Where was Geithner before he was head of the New York Fed? Well, he worked for Kissinger and Associates in Washington. Yes, that Kissinger. Then he worked for the treasury department, earning his governmental stripes, and becoming a 'crisis manager'.
Before the current crisis, he was involved in the bailouts of Mexico, Indonesia, Korea, Brazil and Thailand. - NY Times
He left to join the Council on Foreign Relations, and the IMF. After only two years he is made president and CEO of the New York Fed.
Timothy F. Geithner became the ninth president and chief executive officer of the Federal Reserve Bank of New York on November 17, 2003. In that capacity, he serves as the vice chairman and a permanent member of the Federal Open Market Committee, the group responsible for formulating the nation's monetary policy. - website of the New York Fed
So, he's very much a member of the club. If I didn't know better, I'd say he's been schooled as a kind of economic hitman, but one used domestically, rather than in the international role John Perkins describes. It would not surprise me one bit if he eventually becomes president of the World Bank.

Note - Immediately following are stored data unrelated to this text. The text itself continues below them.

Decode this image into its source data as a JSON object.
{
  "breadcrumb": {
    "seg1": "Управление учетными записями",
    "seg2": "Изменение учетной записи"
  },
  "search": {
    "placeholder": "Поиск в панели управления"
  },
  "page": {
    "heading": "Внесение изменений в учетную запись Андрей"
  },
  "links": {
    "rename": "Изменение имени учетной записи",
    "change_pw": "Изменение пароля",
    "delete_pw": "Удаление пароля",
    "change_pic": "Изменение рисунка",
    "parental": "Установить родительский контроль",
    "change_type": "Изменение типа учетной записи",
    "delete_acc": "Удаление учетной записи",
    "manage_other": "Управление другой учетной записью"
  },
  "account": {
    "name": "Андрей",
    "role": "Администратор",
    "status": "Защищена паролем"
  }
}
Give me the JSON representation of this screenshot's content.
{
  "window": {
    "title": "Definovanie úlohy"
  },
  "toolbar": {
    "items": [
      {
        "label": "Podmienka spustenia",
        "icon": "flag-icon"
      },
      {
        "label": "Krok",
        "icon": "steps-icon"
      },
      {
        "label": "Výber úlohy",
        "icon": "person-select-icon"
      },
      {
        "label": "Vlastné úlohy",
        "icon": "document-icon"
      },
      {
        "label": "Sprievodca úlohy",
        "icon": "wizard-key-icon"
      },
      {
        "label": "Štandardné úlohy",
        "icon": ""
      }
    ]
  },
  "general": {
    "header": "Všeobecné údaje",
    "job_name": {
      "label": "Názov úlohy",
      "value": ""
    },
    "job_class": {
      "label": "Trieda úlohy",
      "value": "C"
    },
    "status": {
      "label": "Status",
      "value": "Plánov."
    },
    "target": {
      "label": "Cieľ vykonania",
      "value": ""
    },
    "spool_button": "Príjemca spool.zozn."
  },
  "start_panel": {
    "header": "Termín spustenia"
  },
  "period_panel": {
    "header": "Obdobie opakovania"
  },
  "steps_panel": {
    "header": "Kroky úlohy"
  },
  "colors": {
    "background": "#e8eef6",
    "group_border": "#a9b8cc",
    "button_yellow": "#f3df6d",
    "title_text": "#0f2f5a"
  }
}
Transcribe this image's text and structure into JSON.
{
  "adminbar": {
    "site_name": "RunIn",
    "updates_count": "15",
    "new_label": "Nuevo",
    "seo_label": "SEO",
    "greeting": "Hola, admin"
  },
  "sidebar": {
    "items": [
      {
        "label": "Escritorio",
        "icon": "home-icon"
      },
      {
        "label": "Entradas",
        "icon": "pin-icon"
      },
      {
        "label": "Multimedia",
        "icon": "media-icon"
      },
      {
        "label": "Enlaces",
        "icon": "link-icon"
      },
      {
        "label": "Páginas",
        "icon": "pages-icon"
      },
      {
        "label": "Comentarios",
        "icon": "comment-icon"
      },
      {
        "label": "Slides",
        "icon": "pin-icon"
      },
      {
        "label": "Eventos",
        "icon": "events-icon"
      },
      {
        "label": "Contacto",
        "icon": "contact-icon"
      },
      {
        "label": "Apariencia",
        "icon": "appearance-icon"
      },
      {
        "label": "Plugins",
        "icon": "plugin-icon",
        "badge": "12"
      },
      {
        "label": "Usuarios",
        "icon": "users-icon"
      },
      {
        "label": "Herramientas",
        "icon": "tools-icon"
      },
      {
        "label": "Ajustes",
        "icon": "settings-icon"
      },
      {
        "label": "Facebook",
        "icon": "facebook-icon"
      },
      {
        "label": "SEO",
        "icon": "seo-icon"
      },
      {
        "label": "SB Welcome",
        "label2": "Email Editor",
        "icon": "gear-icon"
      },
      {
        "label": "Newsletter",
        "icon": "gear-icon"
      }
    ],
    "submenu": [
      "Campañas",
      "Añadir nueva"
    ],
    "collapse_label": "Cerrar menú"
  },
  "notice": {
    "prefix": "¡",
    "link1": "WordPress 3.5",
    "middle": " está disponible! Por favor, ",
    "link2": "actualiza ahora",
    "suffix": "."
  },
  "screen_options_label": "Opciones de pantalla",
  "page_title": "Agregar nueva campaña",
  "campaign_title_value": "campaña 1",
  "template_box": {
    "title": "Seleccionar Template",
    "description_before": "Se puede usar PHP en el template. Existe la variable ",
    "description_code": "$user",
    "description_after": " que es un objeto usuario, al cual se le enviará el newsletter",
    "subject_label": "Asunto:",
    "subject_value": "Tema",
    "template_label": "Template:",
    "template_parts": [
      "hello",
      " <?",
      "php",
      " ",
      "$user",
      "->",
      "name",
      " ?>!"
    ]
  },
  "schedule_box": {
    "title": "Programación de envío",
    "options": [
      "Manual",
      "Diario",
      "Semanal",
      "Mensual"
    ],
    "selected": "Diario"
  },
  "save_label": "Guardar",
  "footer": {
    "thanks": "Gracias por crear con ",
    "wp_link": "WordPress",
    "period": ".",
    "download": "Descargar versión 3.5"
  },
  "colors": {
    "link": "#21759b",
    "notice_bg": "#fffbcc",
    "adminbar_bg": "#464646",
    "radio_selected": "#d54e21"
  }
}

So he's been in this role for five years, through the run up to the present 'economic crisis'. As his biography notes, he is a permanent member (vice president) of the FOMC, who formulate monetary policy. So he's a senior and permanent member of the group who expand and contract the money supply, generating booms and busts. He was intimately involved in the particulars of the Wall Street banks throughout the recent economic troubles.
Mr. Geithner was involved in most of the fateful decisions of the last year, including the move to rescue Bear Stearns and American International Group and the decision to let Lehman Brothers collapse. - NY Times
Indeed, the Washington Post ran a headline yesterday describing him as 'schooled in crisis'. They like this word, 'crisis'. I think an economic crisis is when hardly anyone can get clean water, buy food, buy some means of traveling for work, afford basic medicines. A few banks going bust is in most respects neither here nor there.

But the three decisions cited by the New York Times are significant. AIG are now a financial asset of the New York Fed, itself a conglomerate of private banks owned by a tiny group of people. Bear Stearns were rescued from bankruptcy and then sold to Morgan Chase, owned by the Rockefellers. Lehman was allowed to collapse and the scraps were bought up for peanuts by Barclays, owned by the Rothschilds.

In the first deal, the Federal Reserve kept the bank going with an emergency loan just long enough so that they had no choice but to accept the $2 a share offer from JP Morgan Chase, which valued the bank at just $240 million. To give you a sense of how potentially profitable this deal could prove for the Rockefellers, as part of the deal the Federal Reserve agreed to underwrite up to $30 billion of Bear Stearns' assets, valued at over 140 billion before the credit crunch set in. Indeed, the property alone must be worth many times what JP Morgan Chase paid, given that the head office tower alone is estimated to be worth well over a billion.

In the second deal, Lehman went to the wall and Barclays, owned by the Rothschilds and chaired by a man married to a Rothschild, got $72 billion worth of business for just $1.75 billion.

After subtracting the $1.5billion Barclays will pay for Lehman's New York headquarters building and two data centers, the British bank is paying just $250million for the business and its trading assets of $72billion and liabilities of $68billion.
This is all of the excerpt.